The district will pay $47,879 for work at Edison, $49,925 for work at Home and $51,246 for work at Lincoln.
Those costs were defrayed as the district received $50,000, the maximum available, in a School Maintenance Project grant from the state.
“Each one is about $50 grand, so, basically we’re getting three systems for the cost of two,” McConahay said.
Other upcoming projects may see installing of new roofs at several buildings this summer, he said. Bids are being reviewed.
“The nice thing about the ones we’re doing is we don’t have to use any operating funds,” he said. “The roofs and three (fire) alarm systems are being paid for with Health Life Safety funds, not out of the operating capital for the district.”
He noted that the district is still working on slashing its deficit of $1.5 million with “a goal of eliminating that by June 2022.”
During the meeting, board member Marge Hubacek, who attended by phone, questioned if the six custodians who were fired in a cost-cutting move at the April 22 meeting, would indeed be hired back.

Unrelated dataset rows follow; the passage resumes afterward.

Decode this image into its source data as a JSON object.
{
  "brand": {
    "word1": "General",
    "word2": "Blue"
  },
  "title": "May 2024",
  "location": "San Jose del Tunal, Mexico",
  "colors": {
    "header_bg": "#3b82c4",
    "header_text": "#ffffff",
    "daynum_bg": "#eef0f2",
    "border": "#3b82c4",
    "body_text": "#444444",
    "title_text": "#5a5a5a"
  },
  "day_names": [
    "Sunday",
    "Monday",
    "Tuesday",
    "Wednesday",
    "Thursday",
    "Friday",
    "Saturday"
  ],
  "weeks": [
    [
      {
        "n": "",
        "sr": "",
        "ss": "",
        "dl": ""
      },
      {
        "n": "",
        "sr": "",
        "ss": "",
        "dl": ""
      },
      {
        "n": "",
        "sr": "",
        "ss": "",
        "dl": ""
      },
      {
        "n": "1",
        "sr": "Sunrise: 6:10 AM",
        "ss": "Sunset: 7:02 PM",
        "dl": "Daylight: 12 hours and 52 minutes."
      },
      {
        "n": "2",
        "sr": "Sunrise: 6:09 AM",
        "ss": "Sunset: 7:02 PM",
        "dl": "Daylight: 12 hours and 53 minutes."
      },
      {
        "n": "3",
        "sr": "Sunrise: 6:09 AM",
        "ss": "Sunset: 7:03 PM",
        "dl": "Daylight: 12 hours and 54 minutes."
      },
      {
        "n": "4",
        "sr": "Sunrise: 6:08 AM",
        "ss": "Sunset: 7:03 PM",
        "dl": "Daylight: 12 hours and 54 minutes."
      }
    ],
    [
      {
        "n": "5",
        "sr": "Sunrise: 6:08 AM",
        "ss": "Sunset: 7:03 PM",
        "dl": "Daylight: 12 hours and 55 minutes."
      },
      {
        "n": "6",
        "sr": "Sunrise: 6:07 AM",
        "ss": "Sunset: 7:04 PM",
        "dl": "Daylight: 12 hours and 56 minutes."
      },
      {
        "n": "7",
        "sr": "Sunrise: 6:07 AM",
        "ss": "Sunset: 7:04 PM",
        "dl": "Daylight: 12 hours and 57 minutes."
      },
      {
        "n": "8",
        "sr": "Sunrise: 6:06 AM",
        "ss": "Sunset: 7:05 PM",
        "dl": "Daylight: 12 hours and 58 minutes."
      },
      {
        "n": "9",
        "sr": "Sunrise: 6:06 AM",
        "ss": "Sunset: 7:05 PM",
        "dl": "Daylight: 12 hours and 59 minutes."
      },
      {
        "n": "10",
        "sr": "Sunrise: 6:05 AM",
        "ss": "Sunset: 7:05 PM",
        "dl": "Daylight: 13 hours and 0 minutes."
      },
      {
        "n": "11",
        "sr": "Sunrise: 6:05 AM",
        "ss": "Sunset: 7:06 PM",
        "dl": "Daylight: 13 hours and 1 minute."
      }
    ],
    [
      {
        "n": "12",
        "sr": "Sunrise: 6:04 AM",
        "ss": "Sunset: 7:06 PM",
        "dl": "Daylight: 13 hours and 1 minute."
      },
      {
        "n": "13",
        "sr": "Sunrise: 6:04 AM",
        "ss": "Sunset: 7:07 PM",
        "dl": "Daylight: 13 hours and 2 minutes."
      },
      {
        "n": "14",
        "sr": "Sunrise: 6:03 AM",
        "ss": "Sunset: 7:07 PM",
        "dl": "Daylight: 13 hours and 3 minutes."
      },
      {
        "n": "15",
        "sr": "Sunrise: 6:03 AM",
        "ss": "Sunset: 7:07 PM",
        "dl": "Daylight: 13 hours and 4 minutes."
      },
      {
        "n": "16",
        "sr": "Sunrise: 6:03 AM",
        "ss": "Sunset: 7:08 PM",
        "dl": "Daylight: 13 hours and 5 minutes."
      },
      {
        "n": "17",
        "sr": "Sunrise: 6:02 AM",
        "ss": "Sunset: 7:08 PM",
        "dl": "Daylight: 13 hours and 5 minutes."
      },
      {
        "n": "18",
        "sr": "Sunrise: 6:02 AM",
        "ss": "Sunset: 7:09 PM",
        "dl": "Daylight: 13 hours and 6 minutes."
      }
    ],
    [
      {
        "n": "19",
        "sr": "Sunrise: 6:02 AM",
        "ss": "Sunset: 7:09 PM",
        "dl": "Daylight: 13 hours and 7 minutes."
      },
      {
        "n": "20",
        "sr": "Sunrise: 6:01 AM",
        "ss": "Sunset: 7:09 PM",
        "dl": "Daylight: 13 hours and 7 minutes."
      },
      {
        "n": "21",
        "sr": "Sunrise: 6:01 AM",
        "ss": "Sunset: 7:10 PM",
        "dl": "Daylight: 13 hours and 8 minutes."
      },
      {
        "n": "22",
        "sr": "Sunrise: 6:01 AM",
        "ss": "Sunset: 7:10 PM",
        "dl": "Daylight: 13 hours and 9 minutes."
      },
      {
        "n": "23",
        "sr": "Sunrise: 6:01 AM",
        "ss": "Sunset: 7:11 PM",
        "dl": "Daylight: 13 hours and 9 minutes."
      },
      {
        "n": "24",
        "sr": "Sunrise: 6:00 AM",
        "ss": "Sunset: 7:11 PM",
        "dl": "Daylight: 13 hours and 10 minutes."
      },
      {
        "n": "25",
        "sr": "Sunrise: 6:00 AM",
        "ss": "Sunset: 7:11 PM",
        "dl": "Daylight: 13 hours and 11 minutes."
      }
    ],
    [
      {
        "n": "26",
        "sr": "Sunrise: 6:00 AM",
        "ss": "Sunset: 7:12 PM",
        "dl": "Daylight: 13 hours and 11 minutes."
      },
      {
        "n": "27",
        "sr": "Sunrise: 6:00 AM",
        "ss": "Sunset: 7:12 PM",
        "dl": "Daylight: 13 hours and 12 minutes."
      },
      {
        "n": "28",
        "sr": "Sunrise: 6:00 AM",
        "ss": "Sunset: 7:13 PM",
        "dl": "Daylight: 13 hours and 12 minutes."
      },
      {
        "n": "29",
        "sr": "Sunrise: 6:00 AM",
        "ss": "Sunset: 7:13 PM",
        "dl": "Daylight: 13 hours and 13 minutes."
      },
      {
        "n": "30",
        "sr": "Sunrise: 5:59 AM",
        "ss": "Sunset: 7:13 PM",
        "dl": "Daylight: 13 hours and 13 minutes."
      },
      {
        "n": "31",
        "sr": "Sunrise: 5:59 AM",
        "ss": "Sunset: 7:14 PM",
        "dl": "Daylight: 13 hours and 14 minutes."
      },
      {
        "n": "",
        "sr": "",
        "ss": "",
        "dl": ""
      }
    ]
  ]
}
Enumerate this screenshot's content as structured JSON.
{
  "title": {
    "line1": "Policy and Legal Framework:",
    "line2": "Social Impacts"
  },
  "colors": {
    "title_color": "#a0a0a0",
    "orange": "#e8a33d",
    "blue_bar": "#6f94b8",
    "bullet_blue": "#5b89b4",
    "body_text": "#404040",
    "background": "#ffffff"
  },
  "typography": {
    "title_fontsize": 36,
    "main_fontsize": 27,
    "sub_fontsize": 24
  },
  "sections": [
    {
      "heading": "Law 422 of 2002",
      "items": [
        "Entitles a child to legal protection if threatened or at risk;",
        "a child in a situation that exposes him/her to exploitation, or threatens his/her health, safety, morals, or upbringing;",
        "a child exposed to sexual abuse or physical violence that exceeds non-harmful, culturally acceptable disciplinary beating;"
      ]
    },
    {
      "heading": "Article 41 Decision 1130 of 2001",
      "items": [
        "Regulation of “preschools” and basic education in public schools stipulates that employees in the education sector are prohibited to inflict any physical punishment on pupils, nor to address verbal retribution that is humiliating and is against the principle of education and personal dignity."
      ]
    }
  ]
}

The plan is for those custodians to be hired back if the need is evident after students return to school, Rivera said.
The six jobs were eliminated because there’s a lack of need for their work with students attending school at home.
She also asked about the three administration office workers also let go. Remaining employees have assumed the duties of the three, Rivera said.
In other action, the board unanimously approved a contract to pay Midland Paper $106,513 for copier back during the 2020-21 academic years.
It’s the same company that provide paper for the current school year, Rivera said.
During the public comment of the meeting, board secretary Charline Latronica read a letter from Valerie Fahselt, president of the parents/teacher organization at Washington Middle School.
Fahselt is disappointed six custodians were dismissed, but is “happy” that Johnson Controls, a union company, was hired. “They have a reputation of doing quality work at reasonable costs,” she wrote.
At the April 22 meeting, the board approved a settlement with Blades of Glory, a landscaping company that had been hired to work outside schools in the district.
There were several months of debate on whether the work had actually been done, with Board President Jorge Torres spearheading opposition to paying the bills.
The settlement was for 10 percent less than what Blades of Glory said was owed. The district agreed to pay the company $34, 367.50.
Asked if Blades of Glory would be hired again, Rivera said “no.”